# QSI Sound Impression



## tankist (Jun 11, 2009)

so i got an engine with said system in a trade with member from the other forum. those who own these decoders will not read anything new here but here is my impression. while QSI is noticeably lighter on base then BLI, the functionality is several steps above.




*Dynamic brakes* - they will not start unless the engine is above certain speed, and will stop as soon as engine slows down to pint where they no longer efficient. meaning that engineer navigating down the slope with dynamic brakes on, will not need to bother shutting them off manually as he reaches the bottom. (i would think most people probably know what dynamic brakes are)

*3 states of shutdown.* i absolutely love that instead of shutting the engine completely i can leave it on low idle. and when on low idle (or completely shut down) the engine will not respond to any engine commands - flicking the throttle by mistake will not move it until start-up sequence is complete.sound of doors closing when engineer leaves or enters the cold engine is a bonus. there s also a mode with high idle engine disconnect (sound of revving engine while the loco stays put) but i'm not sure where that would be used

* Engine labor* acceleration momentum is required and feature works best with a considerable setting. wile just playing back power notches and transition from one notch to another is nice, this decoder will produce sounds of laboring engine as it accelerates to set notch and usual cruise sound as it actually reaches it. 

*Air Brake* !!! can be experienced best with deceleration momentum set to large value. as the engine decelerates at set momentum, enabling air-brake besides turning on the sound of released air, will actually increase braking effort. proportionally even! meaning that the longer the air brake was was enabled the faster engine will stop (as if it actually released more air ). the sound of screeching brakes as the engine is near stop comes on automatically and stops just before the engine actually stops

*audio CV readback* with the extra power needed to program the engine it can only be programmed in OP mode meaning that normally one will not be able to read CV values from decoder - as if programming blindly. so to confirm value assignment engine actually announces it in spoken words. it even has function to announce vocally values of any other CV of choice. what a save of situation!
i love the fact one can ask the engine to announce its ID and consist ID.
manual says it should also announce its scale speed while moving but for some reason that feature i could not turn on yet. time to download QSI manual

some other smaller neat surprises are there as well

so, while expensive, QSI system is simply mind-blowing.


----------



## tankist (Jun 11, 2009)

following up with Video doodle. 
http://www.youtube.com/watch?v=fxqNC93qe08&hd=1

had clear "script" to follow in mind but when i actually took the cam it evaporated. so i shot bunch of random shots... need to start to write things down. first experiment with pulling focus, hard to do without proper focusing ring and i guess video monitor (which i don't have )would be useful here. and as always i really could use better lighting, or at least set manual WB...
when my layout takes better shape i will try to approach this in more serious way.


----------



## Stillakid (Jan 12, 2010)

*Way Neat!*

Anton, your setup is getting to the point that you may not be needed to run the system!!!!:laugh::laugh::laugh:

Incredible realism!:thumbsup:

Jim


----------



## dozer (Jan 2, 2010)

QSI is simply awesome.

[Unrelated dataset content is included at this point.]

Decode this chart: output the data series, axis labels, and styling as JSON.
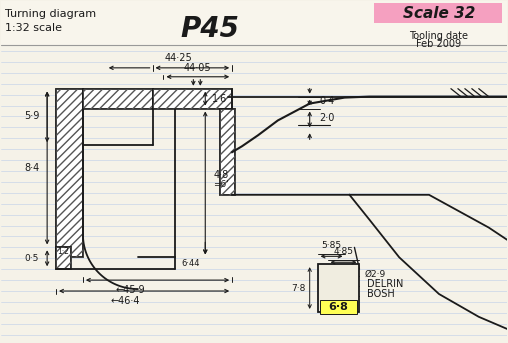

I just yesterday bought a Bowser U25C in BN with the QSI installed. I will comment though that the air horn is not nearly as loud as my Athearn with the QSI even after adjusting all the CV's.

Well I take all this back, lol.... both engines are equipped with Soundtraxx systems. the BLI I had was QSI. ooops lol...


----------



## tankist (Jun 11, 2009)

dozer said:


> QSI is simply awesome. I just yesterday bought a Bowser U25C in BN with the QSI installed. I will comment though that the air horn is not nearly as loud as my Athearn with the QSI even after adjusting all the CV's.
> 
> Well I take all this back, lol.... both engines are equipped with Soundtraxx systems. the BLI I had was QSI. ooops lol...


BLI uses QSI only in their paragon line. blue line has their own developed sound


----------